Avant de secouer le cinéma japonais et américain, Ryûhei Kitamura balançait toutes ses influences dans une indigeste orgie de sang et de sabres.
Evil Dead et dans une moindre mesure ses suites n’ont pas seulement révélé un grand artiste du cinéma populaire américain. Ils ont également réorienté toute une industrie et inspiré une génération de cinéastes tapageurs. Génération dont fait indéniablement partie Ryûhei Kitamura, à qui on doit aux États-Unis Midnight Meat Train, No One Lives ou Downrange et au Japon Azumi, Rupan sansei ou encore Godzilla : Final Wars.
Lorsqu’il découvre les expérimentations fauchées de Sam Raimi, le jeune Kitamura prend conscience qu’il n’a pas besoin de producteurs méfiants et de montages financiers astronomiques pour faire du cinéma qui tâche et qui tabasse. Il lui suffit de mettre la main sur une bande d’amis, un minimum de matériel et un demi-hectare de forêt. Une modestie qui va lui permettre de tourner plusieurs courts/moyens-métrages, puis son premier long : Versus, l’ultime guerrier. Une gigantesque et interminable partouze d’influences en tous genres qui pousse le système Raimi dans ses retranchements.
Ozploitation made in Japan
Kitamura est l’un des nombreux ambassadeurs de cette génération de cinéastes cinéphiles, qui sont passés à la mise en scène dans les années 1990 pour tout simplement suivre les pas de leurs idoles. Bien que japonais, il se passionne très vite pour le cinéma américain, et plus encore pour le cinéma australien.
Les oeuvres de George Miller, Russel Mulcahy et Peter Weir l’encouragent à choisir le destin de réalisateur dès ses 16 ans. Il s’exile donc… en Australie et y étudie les arts visuels pendant deux ans. Au même moment, il découvre Evil Dead. À Midnight Eye, il confiera : « C’était incroyable. Je n’avais jamais vu ce genre de films artisanaux auparavant. Ça m’a convaincu que je pourrais peut-être faire ce genre de choses aussi ».

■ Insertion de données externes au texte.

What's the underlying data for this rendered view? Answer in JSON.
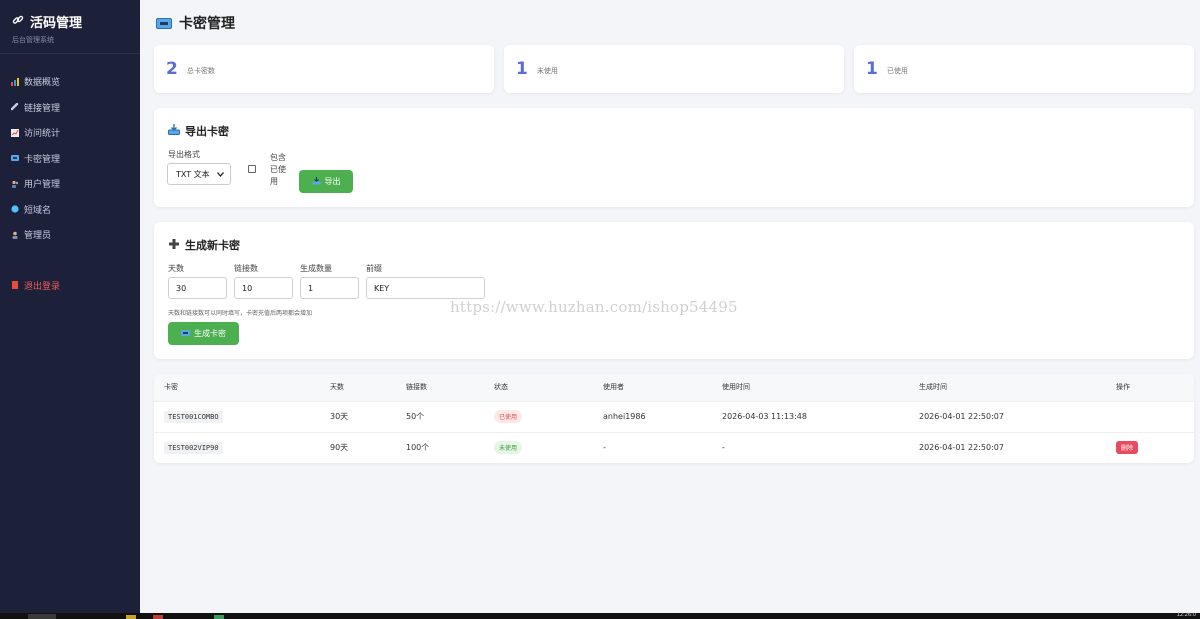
{
  "sidebar": {
    "brand_title": "活码管理",
    "brand_subtitle": "后台管理系统",
    "items": [
      {
        "label": "数据概览",
        "icon": "bar-chart-icon"
      },
      {
        "label": "链接管理",
        "icon": "link-icon"
      },
      {
        "label": "访问统计",
        "icon": "trend-chart-icon"
      },
      {
        "label": "卡密管理",
        "icon": "ticket-icon"
      },
      {
        "label": "用户管理",
        "icon": "users-icon"
      },
      {
        "label": "短域名",
        "icon": "globe-icon"
      },
      {
        "label": "管理员",
        "icon": "admin-icon"
      }
    ],
    "logout_label": "退出登录"
  },
  "page": {
    "title": "卡密管理"
  },
  "stats": [
    {
      "value": "2",
      "label": "总卡密数"
    },
    {
      "value": "1",
      "label": "未使用"
    },
    {
      "value": "1",
      "label": "已使用"
    }
  ],
  "export": {
    "title": "导出卡密",
    "format_label": "导出格式",
    "format_value": "TXT 文本",
    "include_used_label_1": "包含",
    "include_used_label_2": "已使",
    "include_used_label_3": "用",
    "include_used_checked": false,
    "button_label": "导出"
  },
  "generate": {
    "title": "生成新卡密",
    "days_label": "天数",
    "days_value": "30",
    "links_label": "链接数",
    "links_value": "10",
    "count_label": "生成数量",
    "count_value": "1",
    "prefix_label": "前缀",
    "prefix_value": "KEY",
    "hint": "天数和链接数可以同时填写，卡密充值后两项都会增加",
    "button_label": "生成卡密"
  },
  "watermark": "https://www.huzhan.com/ishop54495",
  "table": {
    "headers": [
      "卡密",
      "天数",
      "链接数",
      "状态",
      "使用者",
      "使用时间",
      "生成时间",
      "操作"
    ],
    "rows": [
      {
        "code": "TEST001COMBO",
        "days": "30天",
        "links": "50个",
        "status": "已使用",
        "user": "anhei1986",
        "used_at": "2026-04-03 11:13:48",
        "created_at": "2026-04-01 22:50:07",
        "action": ""
      },
      {
        "code": "TEST002VIP90",
        "days": "90天",
        "links": "100个",
        "status": "未使用",
        "user": "-",
        "used_at": "-",
        "created_at": "2026-04-01 22:50:07",
        "action": "删除"
      }
    ]
  },
  "taskbar": {
    "time": "12:26:0"
  },
  "colors": {
    "sidebar_bg": "#1c2038",
    "accent": "#5b6dd9",
    "green": "#4caf50",
    "danger": "#e84a5f"
  }
}
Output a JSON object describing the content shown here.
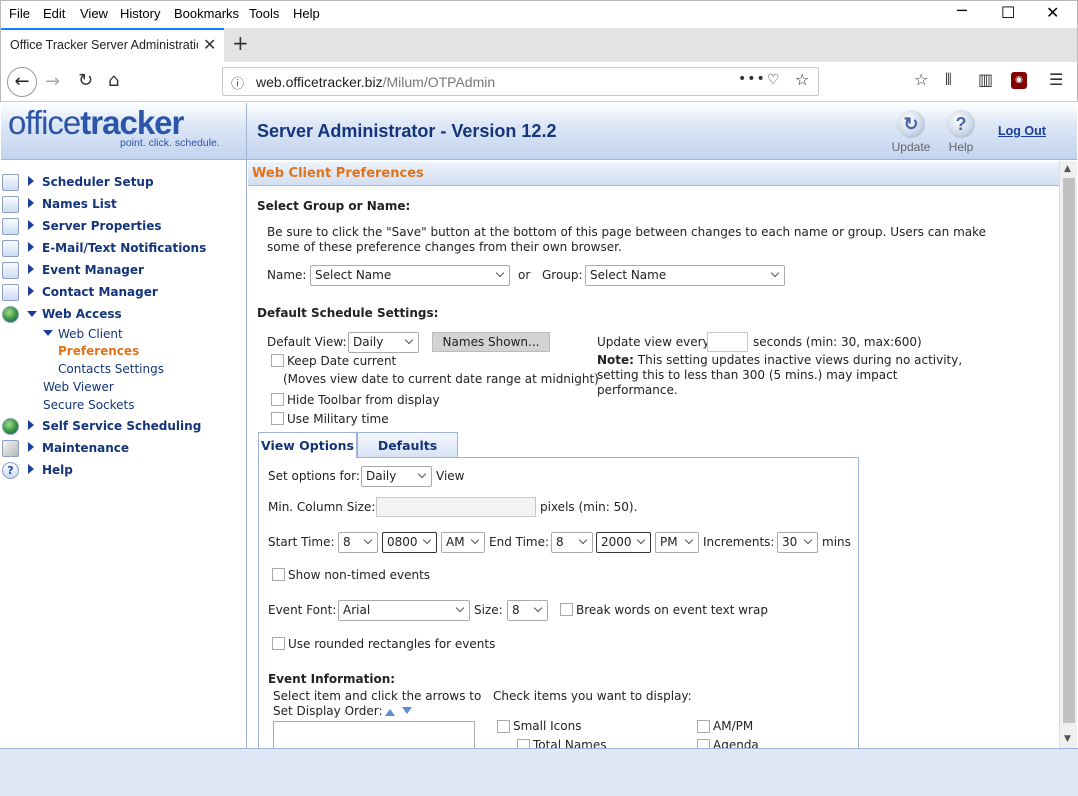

Et pour cause : en sortant de son école et pendant toute la première partie de sa carrière, il est persuadé que l’industrie de son pays n’est plus capable de faire du divertissement. Son ambition ? « Revitaliser l’esprit des années 1980 avec le style des années 2000 », comme il le dira dans la compilation d’interviews Deep in the woods. À 19 ans, il finit donc des études qu’il a en fait passées à trainer avec ses amis et à assister à des concerts par un traditionnel court de fin d’études. Tourné en deux journées, monté en une, produit avec les 100 euros qui lui reste dans sa poche, Exit consiste déjà en une baston forestière avec zombies, grosses mandales et sabres bien sûr.
Un hommage désinvolte, voire je-m’en-foutiste au chanbara, genre emblématique du cinéma populaire nippon dont le cinéaste pleure la (quasi) disparition, doublé d’un melting pot d’influences australiennes et occidentales. Un essai remarqué par les étudiants et les professeurs, mais qui ne lui ouvre pas tant de portes. Pendant 5 ans, il chante dans un groupe, de son aveu même trop feignant pour revenir au 7e art.
Une affiche aussi crado que le film
Il finit néanmoins par revenir au Japon et au cinéma avec un autre projet complètement fauché : Down to Hell. Il tourne avec six personnes, casting et équipe, ainsi qu’une caméra vidéo, sur les plages horaires allouées par son travail à mi-temps. Et devinez quoi ? On y trouve des zombies, de la baston et de la forêt.
Le résultat le satisfait et il part démarcher des producteurs… qui l’envoient paître. Il rencontre toutefois le cinéaste Atsuro Watabe et les deux compères se lancent dans un film, l’un en tant que cinéaste, l’autre en tant que producteur. Heat After Dark n’est pas une sinécure pour Kitamura : encore inexpérimenté, il est forcé de gérer une équipe professionnelle, qui ne suit pas toujours ses indications. Passablement irrité, il décide de leur montrer de quel bois il se chauffe en revenant à ses premières amours, plus économiques.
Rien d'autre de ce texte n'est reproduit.